If they ask if you’ve been in a prior accident and you have, then you need to say so. Insurance companies will run your name and your social security number in their large database, and the will pull up every claim you’ve made in the last ten to fifteen years. You better believe they will know whether you filed a claim or not. If you say you haven’t, be prepared for your credibility to be destroyed in court.
Clients have said to me, "Well, Shane, I don’t want to tell them I’d ever hurt my back before the accident, because I’m afraid then they’ll think that none of my medical care is related to the accident." This is perfectly justifiable fear. An insurance company will try to say, "Well, we don’t want to pay for your back injury because you were hurt before." The important thing is, are you worse now than you were before the accident?

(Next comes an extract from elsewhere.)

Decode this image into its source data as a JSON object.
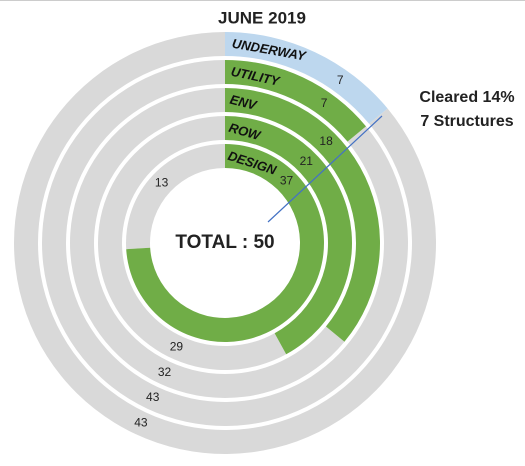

If you were, then they are liable for that worsening of your condition. I tell clients it’s important to let me know what your status was six months before the wreck. Were you seeing any doctors for your lower back? Were you on medication? Did you need any therapy? If the answer to all of these is no, then it’s not really relevant that two years before the accident you saw your doctor for your lower back and he gave you a little bit of medicine and then you were fine. Juries understand that. They know that you can get hurt and get better. Even if you were seeing a doctor prior to the accident, your condition could, in fact, be made worse by the accident. As long as your medical doctor can document what your condition was before and what it was after the accident, we can work on it and we can have a case based on the worsening of your condition.